Auburn Council has a rain gauge linked to the BOM network at its Golf Course and there is one at the nearby Strathfield Golf Course and we analysed part of the network of gauges at Potts Hill, Homebush Bay, (Council's own gauges) and found some interesting facts:-

a) The second storm (Being the 8 am storm) over Potts Hill had a peak intensity of approximately 108 mm / hour when a peak intensity of 4.2 mm of rain fell in 1 minute and 54 seconds.

b) Lidcombe and in particular the golf course in Nottinghill Road was hit by a 1 in 5 year thunderstorm when 39 mm fell in a 60 minute period. The mathematics of it shows this as a 1 in 5 year event.

c) The 109 mm (Total) observed at Granville Shell Refinery was split into a 99 mm fall over a 24 hour period and another 10 mm from the second storm. Yet this only rates as a 1 in 2 year event.

d) Auburn had 52 mm from the two storms with 20 mm falling from the second storm but can only be rated no more than a 1 in 2 year event.

e) Falls approaching or up to 100 mm fell in Silverwater (Being next to the Shell Refinery but part of Auburn Council's jurisdiction).

There was flash flooding on Parramatta Road. I observed significant rises in Duck River myself.

The storms developed and dumped over small areas and the second one dumped onto Auburn / Lidcombe and Strathfield causing some havoc to Council. After dumping it's rain load, the storm weakened.

The flash flooding caused several roads to be closed for a while.

I noted another line of storms developing thereafter but off the coast. Presumably they died after dumping their rain loads.

Harley Pearman

Title: Re: NSW Storms 6 December 2007
Post by: David Brodrick on 12 December 2007, 04:38:58 PM
North West Slopes, Thurs 6th Dec

There was no action near Narrabri but some great action on the Moree RADAR on this day. The attached photo was an attempt to capture some very powerful updrafts just as they were reaching the equilibrium level and the anvil began forming. The photo is from Narrabri and the Nandewar Ranges (Mt Kaputar) is in the foreground. I recall this storm was actually over Inverell, several hundred km away!

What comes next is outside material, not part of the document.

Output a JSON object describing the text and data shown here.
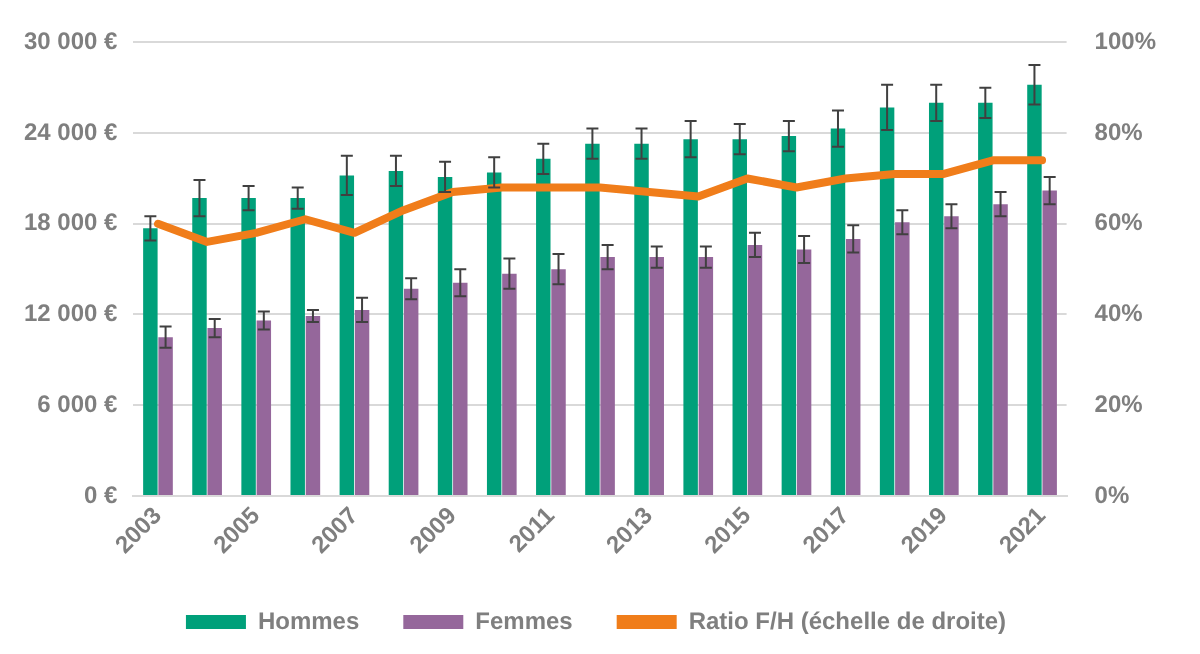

David C, good point, advice noted and taken on board. In this particular case I understand the Texas storm was quite severe and caused some damage, although I can't find the ABC News link anymore. I never heard anything about the Goondiwindi/Boggabilla storm. These were isolated cells with very high RADAR reflectivity.

Regards,
  Dave
Title: Re: NSW Storms 6 December 2007
Post by: TroyVR on 15 February 2008, 03:00:22 PM
This thing hit like a freight train. Calm 1 second, pouring rain and ferocious winds the next. Absolutely Brilliant stuff In my opinion.